Eliasson’s puddles are not going to cut it and, whilst I truly enjoy the work of Nash and Long, at what point do these idyllic works fall into the same category as Attenborough’s documentary? Pandering to the ageing Brexiteer’s fantasy — that Tolkienian albion of the good old days where rivers ran clear, biodiversity abounded, and, as John Major said in 1993, “old maids [bicycled] to Holy Communion through the morning mist”. Isn’t environmental romanticism the real propaganda?
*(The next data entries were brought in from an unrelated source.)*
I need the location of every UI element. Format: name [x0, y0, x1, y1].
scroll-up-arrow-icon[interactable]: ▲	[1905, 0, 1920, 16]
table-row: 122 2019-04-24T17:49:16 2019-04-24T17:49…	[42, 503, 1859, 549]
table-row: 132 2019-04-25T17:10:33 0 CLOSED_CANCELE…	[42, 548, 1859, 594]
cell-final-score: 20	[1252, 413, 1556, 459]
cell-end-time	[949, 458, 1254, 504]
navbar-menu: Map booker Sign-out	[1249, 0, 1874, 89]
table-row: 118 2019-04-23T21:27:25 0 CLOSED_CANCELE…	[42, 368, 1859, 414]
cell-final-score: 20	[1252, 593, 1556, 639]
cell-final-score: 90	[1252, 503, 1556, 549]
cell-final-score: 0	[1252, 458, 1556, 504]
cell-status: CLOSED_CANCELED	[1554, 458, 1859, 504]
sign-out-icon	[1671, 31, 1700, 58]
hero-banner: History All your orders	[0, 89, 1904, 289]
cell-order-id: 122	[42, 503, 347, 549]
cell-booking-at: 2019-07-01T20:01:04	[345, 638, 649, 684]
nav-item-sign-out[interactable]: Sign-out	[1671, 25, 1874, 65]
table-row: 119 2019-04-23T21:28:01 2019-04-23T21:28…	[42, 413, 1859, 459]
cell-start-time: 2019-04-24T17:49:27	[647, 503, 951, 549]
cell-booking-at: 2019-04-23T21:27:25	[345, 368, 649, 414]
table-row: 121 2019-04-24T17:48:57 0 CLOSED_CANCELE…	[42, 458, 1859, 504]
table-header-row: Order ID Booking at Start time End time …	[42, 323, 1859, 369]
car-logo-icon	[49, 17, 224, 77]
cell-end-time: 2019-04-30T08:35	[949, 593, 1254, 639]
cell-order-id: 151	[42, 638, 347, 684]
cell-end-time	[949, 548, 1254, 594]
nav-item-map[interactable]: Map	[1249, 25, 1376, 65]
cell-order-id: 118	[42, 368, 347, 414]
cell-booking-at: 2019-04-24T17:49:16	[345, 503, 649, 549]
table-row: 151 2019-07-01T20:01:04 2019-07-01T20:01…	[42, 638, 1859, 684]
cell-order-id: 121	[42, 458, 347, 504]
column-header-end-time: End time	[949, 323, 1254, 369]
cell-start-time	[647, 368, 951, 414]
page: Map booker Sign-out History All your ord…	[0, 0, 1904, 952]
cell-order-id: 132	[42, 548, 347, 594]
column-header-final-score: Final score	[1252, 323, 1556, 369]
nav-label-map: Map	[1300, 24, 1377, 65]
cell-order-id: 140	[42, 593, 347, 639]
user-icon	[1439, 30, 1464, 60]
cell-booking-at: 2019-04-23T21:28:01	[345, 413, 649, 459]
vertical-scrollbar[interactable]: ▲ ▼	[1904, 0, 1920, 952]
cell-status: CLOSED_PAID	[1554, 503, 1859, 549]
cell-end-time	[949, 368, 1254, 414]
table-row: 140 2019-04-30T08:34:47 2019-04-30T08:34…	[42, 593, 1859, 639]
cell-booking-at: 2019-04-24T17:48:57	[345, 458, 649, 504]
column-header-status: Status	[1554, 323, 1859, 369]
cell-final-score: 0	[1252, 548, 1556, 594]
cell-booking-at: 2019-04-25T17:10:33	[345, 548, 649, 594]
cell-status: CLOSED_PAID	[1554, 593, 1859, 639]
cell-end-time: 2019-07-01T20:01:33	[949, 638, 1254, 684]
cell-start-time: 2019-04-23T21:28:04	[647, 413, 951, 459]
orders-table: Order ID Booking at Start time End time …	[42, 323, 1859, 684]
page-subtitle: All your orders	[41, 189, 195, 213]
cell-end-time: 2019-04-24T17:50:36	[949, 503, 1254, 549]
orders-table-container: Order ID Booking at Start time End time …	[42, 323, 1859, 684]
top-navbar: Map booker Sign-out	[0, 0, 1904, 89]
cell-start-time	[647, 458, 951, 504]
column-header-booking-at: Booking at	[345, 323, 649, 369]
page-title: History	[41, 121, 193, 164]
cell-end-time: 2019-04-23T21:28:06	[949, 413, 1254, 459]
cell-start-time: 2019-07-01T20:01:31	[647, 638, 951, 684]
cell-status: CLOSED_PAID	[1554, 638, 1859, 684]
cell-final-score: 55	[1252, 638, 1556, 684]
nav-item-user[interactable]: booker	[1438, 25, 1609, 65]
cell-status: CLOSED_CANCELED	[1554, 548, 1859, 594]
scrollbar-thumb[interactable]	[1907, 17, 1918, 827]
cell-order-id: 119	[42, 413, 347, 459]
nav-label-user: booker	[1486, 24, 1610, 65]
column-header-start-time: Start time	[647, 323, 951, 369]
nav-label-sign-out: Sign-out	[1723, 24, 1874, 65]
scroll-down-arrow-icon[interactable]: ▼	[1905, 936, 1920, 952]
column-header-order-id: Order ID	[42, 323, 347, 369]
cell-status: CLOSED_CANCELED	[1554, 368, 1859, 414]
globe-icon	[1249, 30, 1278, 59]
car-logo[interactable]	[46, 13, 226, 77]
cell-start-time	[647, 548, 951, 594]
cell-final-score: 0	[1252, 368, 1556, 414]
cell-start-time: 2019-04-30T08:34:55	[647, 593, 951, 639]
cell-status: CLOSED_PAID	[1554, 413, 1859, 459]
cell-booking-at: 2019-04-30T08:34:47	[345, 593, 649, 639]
On a more optimistic note, we need to think about what effective, truly radical, ecological Art looks like. I nominate Richard Mosse’s exhibition, Broken Spectre at 180 The Strand. In his latest exhibition, the photographic artist uses multi-spectral infrared sensors to show the destruction of the Amazon rainforest in alien, dystopian colours. Far from the green and pleasant countryside of ecological romanticism, the garish illusory colour distortion of his photographs is disconcerting and surreal, and the black and white film in the following room puts up a similar resistance to the idealizing gaze. In other words, it’s closer to the truth. Reviews described it as “deeply political and distressing”, portraying “the amazon as a devastated, barren, singed place . . . The whole thing is brutal, overwhelming, affecting, disgusting, heart-breaking, and utterly brilliant”.

 This is precisely the sort of art that David Goulson is writing about: “the hard-hitting, kick-up-the-arse documentary we really need”.∎

Words and photography by Izzy Walter.